Être Premier ministre, c'est travailler entre 15 et 18 heures par jour, être régulièrement réveillé la nuit, voyager énormément, un rythme difficile à supporter pour quelqu'un dont il se dit qu'elle n'aime pas trop les voyages.

Dans l'histoire de la Vème République, le Premier ministre le plus âgé avait été Pierre Bérégovoy qui avait été désigné à 66 ans.

Mais surtout, quand on nomme un ministre, et a fortiori un Premier ministre, on scrute attentivement son passé pour s'assurer qu'il ne cache pas quelques casseroles susceptibles d'exploser une fois désigné.

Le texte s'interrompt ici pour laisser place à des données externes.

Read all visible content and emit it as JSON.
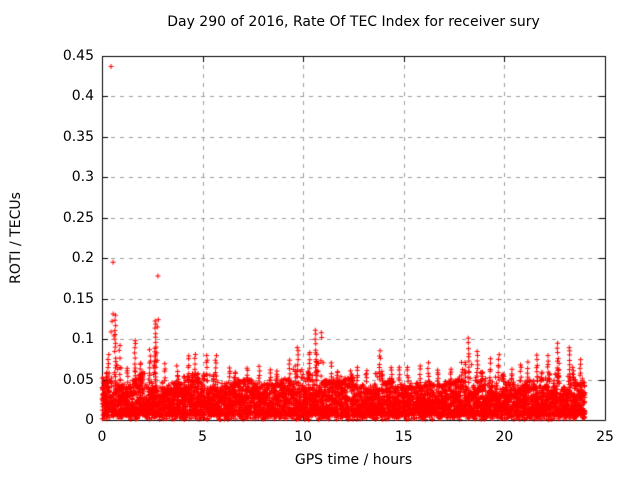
{
  "chart_data": {
    "type": "scatter",
    "title": "Day 290 of 2016, Rate Of TEC Index for receiver sury",
    "xlabel": "GPS time / hours",
    "ylabel": "ROTI / TECUs",
    "xlim": [
      0,
      25
    ],
    "ylim": [
      0,
      0.45
    ],
    "xticks": {
      "values": [
        0,
        5,
        10,
        15,
        20,
        25
      ],
      "labels": [
        "0",
        "5",
        "10",
        "15",
        "20",
        "25"
      ]
    },
    "yticks": {
      "values": [
        0,
        0.05,
        0.1,
        0.15,
        0.2,
        0.25,
        0.3,
        0.35,
        0.4,
        0.45
      ],
      "labels": [
        "0",
        "0.05",
        "0.1",
        "0.15",
        "0.2",
        "0.25",
        "0.3",
        "0.35",
        "0.4",
        "0.45"
      ]
    },
    "grid": true,
    "legend": "none",
    "marker": "plus",
    "marker_color": "#ff0000",
    "grid_color": "#9e9e9e",
    "border_color": "#000000",
    "background_color": "#ffffff",
    "x_data_range": [
      0,
      24
    ],
    "bin_width_hours": 0.5,
    "dense_band": [
      0.006,
      0.05
    ],
    "bin_peaks": [
      0.08,
      0.13,
      0.065,
      0.1,
      0.085,
      0.124,
      0.07,
      0.065,
      0.08,
      0.08,
      0.08,
      0.08,
      0.065,
      0.06,
      0.065,
      0.065,
      0.06,
      0.06,
      0.075,
      0.09,
      0.085,
      0.11,
      0.07,
      0.06,
      0.06,
      0.065,
      0.06,
      0.085,
      0.065,
      0.065,
      0.065,
      0.066,
      0.07,
      0.062,
      0.064,
      0.07,
      0.1,
      0.085,
      0.075,
      0.08,
      0.062,
      0.07,
      0.07,
      0.08,
      0.08,
      0.095,
      0.09,
      0.075
    ],
    "outliers": [
      [
        0.45,
        0.437
      ],
      [
        0.55,
        0.195
      ],
      [
        2.78,
        0.178
      ],
      [
        0.55,
        0.131
      ],
      [
        0.5,
        0.122
      ],
      [
        0.45,
        0.109
      ],
      [
        0.6,
        0.104
      ],
      [
        2.8,
        0.124
      ],
      [
        2.75,
        0.115
      ],
      [
        10.9,
        0.108
      ],
      [
        10.92,
        0.102
      ]
    ]
  }
}
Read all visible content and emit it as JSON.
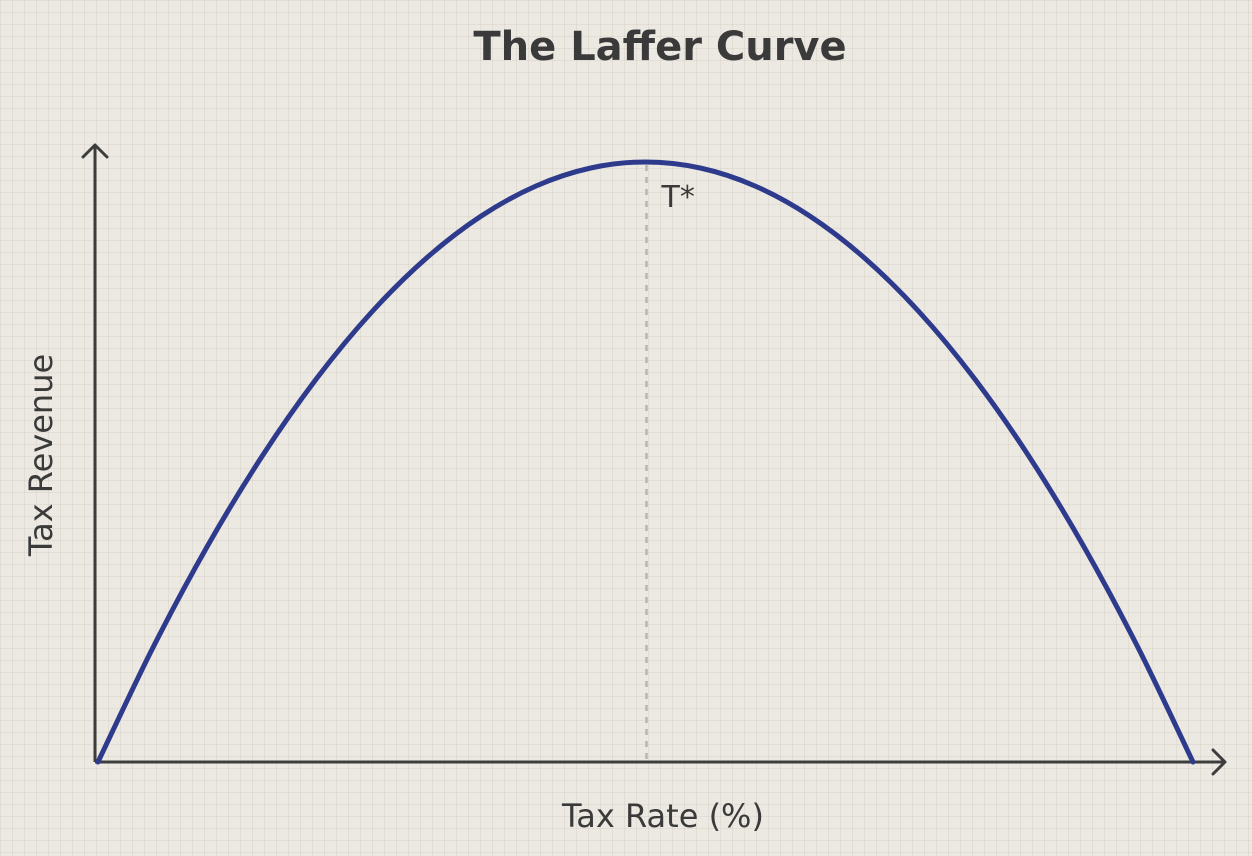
{
  "chart_data": {
    "type": "line",
    "title": "The Laffer Curve",
    "xlabel": "Tax Rate (%)",
    "ylabel": "Tax Revenue",
    "grid": true,
    "axis_ticks": false,
    "xlim": [
      0,
      100
    ],
    "ylim": [
      0,
      110
    ],
    "series": [
      {
        "x": [
          0,
          5,
          10,
          15,
          20,
          25,
          30,
          35,
          40,
          45,
          50,
          55,
          60,
          65,
          70,
          75,
          80,
          85,
          90,
          95,
          100
        ],
        "values": [
          0,
          19,
          36,
          51,
          64,
          75,
          84,
          91,
          96,
          99,
          100,
          99,
          96,
          91,
          84,
          75,
          64,
          51,
          36,
          19,
          0
        ],
        "color": "#2e3a8c"
      }
    ],
    "annotations": [
      {
        "label": "T*",
        "x": 50,
        "y": 100,
        "style": "dashed-vertical-line"
      }
    ]
  }
}
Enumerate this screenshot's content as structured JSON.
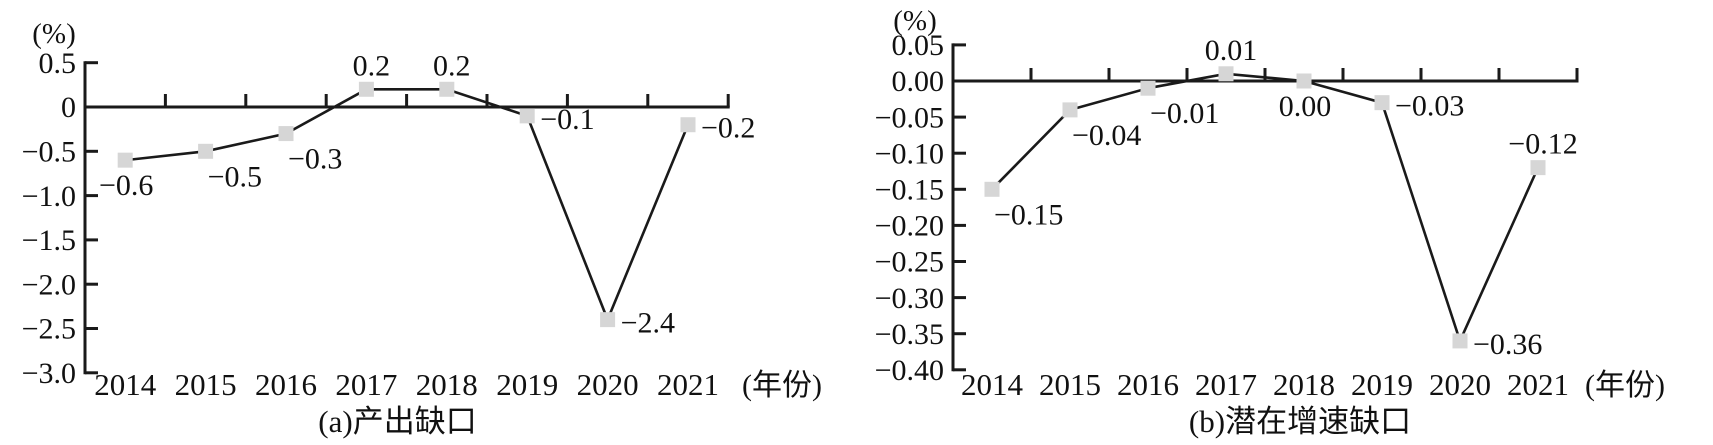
{
  "figure": {
    "description_note": "",
    "background": "#ffffff"
  },
  "colors": {
    "line": "#1a1a1a",
    "marker": "#d6d6d6",
    "text": "#111111"
  },
  "chart_data": [
    {
      "type": "line",
      "panel": "a",
      "caption": "(a)产出缺口",
      "unit_label": "(%)",
      "x_axis_suffix": "(年份)",
      "categories": [
        "2014",
        "2015",
        "2016",
        "2017",
        "2018",
        "2019",
        "2020",
        "2021"
      ],
      "values": [
        -0.6,
        -0.5,
        -0.3,
        0.2,
        0.2,
        -0.1,
        -2.4,
        -0.2
      ],
      "point_labels": [
        "−0.6",
        "−0.5",
        "−0.3",
        "0.2",
        "0.2",
        "−0.1",
        "−2.4",
        "−0.2"
      ],
      "label_pos": [
        "below",
        "below-right",
        "below-right",
        "above",
        "above",
        "right",
        "right",
        "right"
      ],
      "ylim": [
        -3.0,
        0.5
      ],
      "ytick_values": [
        0.5,
        0,
        -0.5,
        -1.0,
        -1.5,
        -2.0,
        -2.5,
        -3.0
      ],
      "ytick_labels": [
        "0.5",
        "0",
        "−0.5",
        "−1.0",
        "−1.5",
        "−2.0",
        "−2.5",
        "−3.0"
      ],
      "grid": false,
      "legend": false,
      "marker": "square"
    },
    {
      "type": "line",
      "panel": "b",
      "caption": "(b)潜在增速缺口",
      "unit_label": "(%)",
      "x_axis_suffix": "(年份)",
      "categories": [
        "2014",
        "2015",
        "2016",
        "2017",
        "2018",
        "2019",
        "2020",
        "2021"
      ],
      "values": [
        -0.15,
        -0.04,
        -0.01,
        0.01,
        0.0,
        -0.03,
        -0.36,
        -0.12
      ],
      "point_labels": [
        "−0.15",
        "−0.04",
        "−0.01",
        "0.01",
        "0.00",
        "−0.03",
        "−0.36",
        "−0.12"
      ],
      "label_pos": [
        "below-right",
        "below-right",
        "below-right",
        "above",
        "below",
        "right",
        "right",
        "above"
      ],
      "ylim": [
        -0.4,
        0.05
      ],
      "ytick_values": [
        0.05,
        0,
        -0.05,
        -0.1,
        -0.15,
        -0.2,
        -0.25,
        -0.3,
        -0.35,
        -0.4
      ],
      "ytick_labels": [
        "0.05",
        "0.00",
        "−0.05",
        "−0.10",
        "−0.15",
        "−0.20",
        "−0.25",
        "−0.30",
        "−0.35",
        "−0.40"
      ],
      "grid": false,
      "legend": false,
      "marker": "square"
    }
  ]
}
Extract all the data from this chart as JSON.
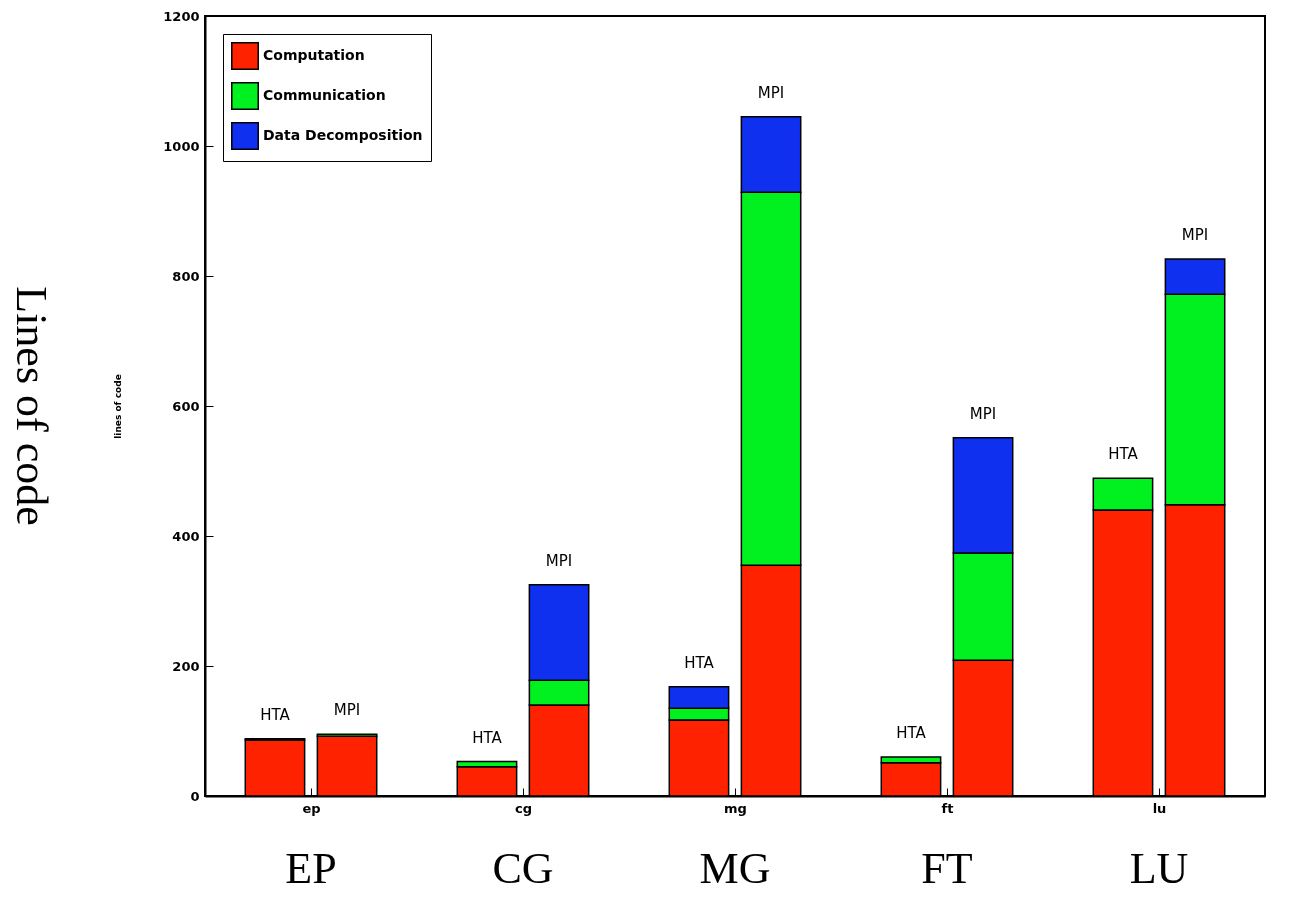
{
  "chart_data": {
    "type": "bar",
    "stacked": true,
    "ylabel": "lines of code",
    "categories": [
      "HTA",
      "MPI",
      "HTA",
      "MPI",
      "HTA",
      "MPI",
      "HTA",
      "MPI",
      "HTA",
      "MPI"
    ],
    "series": [
      {
        "name": "Computation",
        "color": "#ff2200",
        "values": [
          86,
          92,
          45,
          140,
          117,
          355,
          51,
          209,
          440,
          448
        ]
      },
      {
        "name": "Communication",
        "color": "#00f020",
        "values": [
          2,
          3,
          8,
          38,
          18,
          574,
          9,
          165,
          49,
          324
        ]
      },
      {
        "name": "Data Decomposition",
        "color": "#1030f0",
        "values": [
          null,
          null,
          null,
          147,
          33,
          116,
          null,
          177,
          null,
          54
        ]
      }
    ],
    "ylim": [
      0,
      1200
    ],
    "yticks": [
      0,
      200,
      400,
      600,
      800,
      1000,
      1200
    ],
    "legend": "top left",
    "grid": false,
    "annotations": [
      "Lines of code",
      "ep",
      "cg",
      "mg",
      "ft",
      "lu",
      "EP",
      "CG",
      "MG",
      "FT",
      "LU"
    ]
  }
}
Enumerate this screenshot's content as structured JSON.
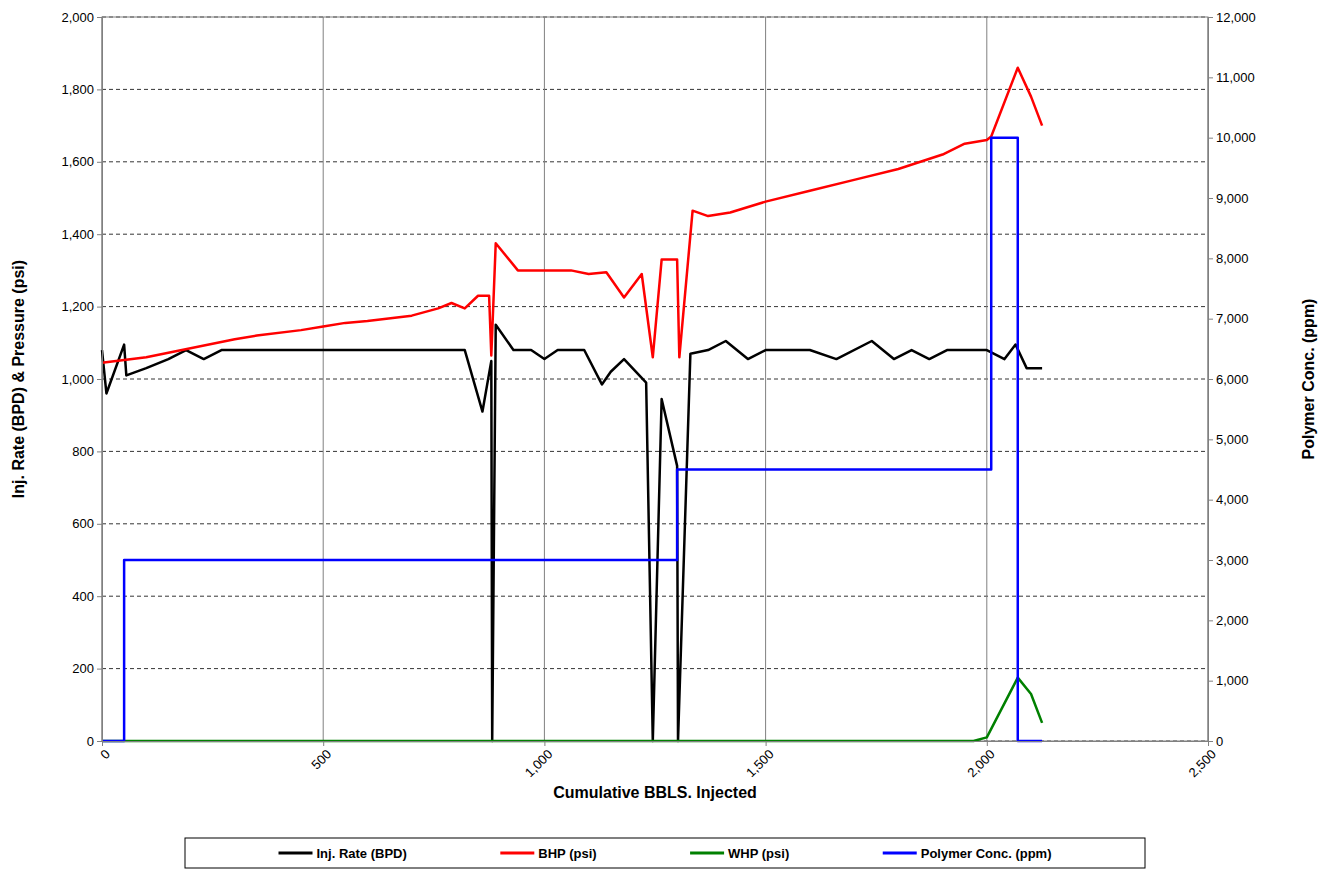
{
  "chart_data": {
    "type": "line",
    "x_label": "Cumulative BBLS. Injected",
    "y_label": "Inj. Rate (BPD) & Pressure (psi)",
    "y2_label": "Polymer Conc. (ppm)",
    "xlim": [
      0,
      2500
    ],
    "xticks": [
      0,
      500,
      {
        "value": 1000,
        "label": "1,000"
      },
      {
        "value": 1500,
        "label": "1,500"
      },
      {
        "value": 2000,
        "label": "2,000"
      },
      {
        "value": 2500,
        "label": "2,500"
      }
    ],
    "ylim": [
      0,
      2000
    ],
    "yticks": [
      0,
      200,
      400,
      600,
      800,
      {
        "value": 1000,
        "label": "1,000"
      },
      {
        "value": 1200,
        "label": "1,200"
      },
      {
        "value": 1400,
        "label": "1,400"
      },
      {
        "value": 1600,
        "label": "1,600"
      },
      {
        "value": 1800,
        "label": "1,800"
      },
      {
        "value": 2000,
        "label": "2,000"
      }
    ],
    "y2lim": [
      0,
      12000
    ],
    "y2ticks": [
      0,
      {
        "value": 1000,
        "label": "1,000"
      },
      {
        "value": 2000,
        "label": "2,000"
      },
      {
        "value": 3000,
        "label": "3,000"
      },
      {
        "value": 4000,
        "label": "4,000"
      },
      {
        "value": 5000,
        "label": "5,000"
      },
      {
        "value": 6000,
        "label": "6,000"
      },
      {
        "value": 7000,
        "label": "7,000"
      },
      {
        "value": 8000,
        "label": "8,000"
      },
      {
        "value": 9000,
        "label": "9,000"
      },
      {
        "value": 10000,
        "label": "10,000"
      },
      {
        "value": 11000,
        "label": "11,000"
      },
      {
        "value": 12000,
        "label": "12,000"
      }
    ],
    "grid": true,
    "legend": "bottom",
    "series": [
      {
        "name": "Inj. Rate (BPD)",
        "color": "#000000",
        "x": [
          0,
          10,
          50,
          55,
          100,
          150,
          190,
          230,
          270,
          500,
          820,
          860,
          880,
          882,
          890,
          930,
          970,
          1000,
          1030,
          1090,
          1130,
          1150,
          1180,
          1230,
          1245,
          1265,
          1300,
          1302,
          1330,
          1370,
          1410,
          1460,
          1500,
          1600,
          1660,
          1740,
          1790,
          1830,
          1870,
          1910,
          2000,
          2040,
          2065,
          2090,
          2125
        ],
        "values": [
          1080,
          960,
          1095,
          1010,
          1030,
          1055,
          1080,
          1055,
          1080,
          1080,
          1080,
          910,
          1050,
          0,
          1150,
          1080,
          1080,
          1055,
          1080,
          1080,
          985,
          1020,
          1055,
          990,
          0,
          945,
          760,
          0,
          1070,
          1080,
          1105,
          1055,
          1080,
          1080,
          1055,
          1105,
          1055,
          1080,
          1055,
          1080,
          1080,
          1055,
          1095,
          1030,
          1030
        ]
      },
      {
        "name": "BHP (psi)",
        "color": "#ff0000",
        "x": [
          0,
          100,
          200,
          300,
          350,
          450,
          500,
          550,
          600,
          700,
          760,
          790,
          820,
          850,
          875,
          880,
          890,
          940,
          1000,
          1060,
          1100,
          1140,
          1180,
          1220,
          1245,
          1265,
          1300,
          1305,
          1335,
          1370,
          1420,
          1500,
          1600,
          1700,
          1800,
          1850,
          1900,
          1950,
          2000,
          2010,
          2070,
          2100,
          2125
        ],
        "values": [
          1045,
          1060,
          1085,
          1110,
          1120,
          1135,
          1145,
          1155,
          1160,
          1175,
          1195,
          1210,
          1195,
          1230,
          1230,
          1065,
          1375,
          1300,
          1300,
          1300,
          1290,
          1295,
          1225,
          1290,
          1060,
          1330,
          1330,
          1060,
          1465,
          1450,
          1460,
          1490,
          1520,
          1550,
          1580,
          1600,
          1620,
          1650,
          1660,
          1670,
          1860,
          1780,
          1700
        ]
      },
      {
        "name": "WHP (psi)",
        "color": "#008000",
        "x": [
          0,
          1970,
          2000,
          2070,
          2100,
          2125
        ],
        "values": [
          0,
          0,
          10,
          175,
          130,
          50
        ]
      },
      {
        "name": "Polymer Conc. (ppm)",
        "color": "#0000ff",
        "axis": "y2",
        "x": [
          0,
          50,
          50,
          1300,
          1300,
          2010,
          2010,
          2070,
          2070,
          2125
        ],
        "values": [
          0,
          0,
          3000,
          3000,
          4500,
          4500,
          10000,
          10000,
          0,
          0
        ]
      }
    ]
  }
}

Or, si Huguette Bello n'est certes pour le moment inculpée dans aucune affaire, il est de notoriété publique qu'elle risque d'être mise en examen à courte ou moyenne échéance dans l'affaire des emplois familiaux de la Région.

Suite au tir de barrage de Jacques Tillier dans ses éditos tous les samedis matins où il apportait hebdomadairement les preuves des embauches de complaisance, au lendemain de l'élection de juin 2021 d'une centaine de militants proches du PLR et d'élus de la Région comme Céline Sitouze, Patrick Lebreton, Alex Vienne ou encore Frédéric Maillot.

Beaucoup plus grave, le patron du JIR a révélé que parmi ces nouvelles embauches, plusieurs heureux bénéficiaires se trouvaient être des membres des familles de ces élus. Et Huguette Bello elle-même aurait fait embaucher au moins un neveu.

Une enquête judiciaire a été ouverte, les personnes licenciées "comme des chiens" pour reprendre leur expression, ont porté plainte et ont déjà été entendues. Et la Justice leur a déjà donné raison au tribunal administratif. Un premier pas avant que le pouvoir judiciaire ne se prononce avec probablement la mise en examen de toutes les personnes concernées et un passage devant le tribunal correctionnel.

Difficile dans ces conditions d'imaginer cette bombe exploser alors qu'Huguette Bello siègerait à Matignon.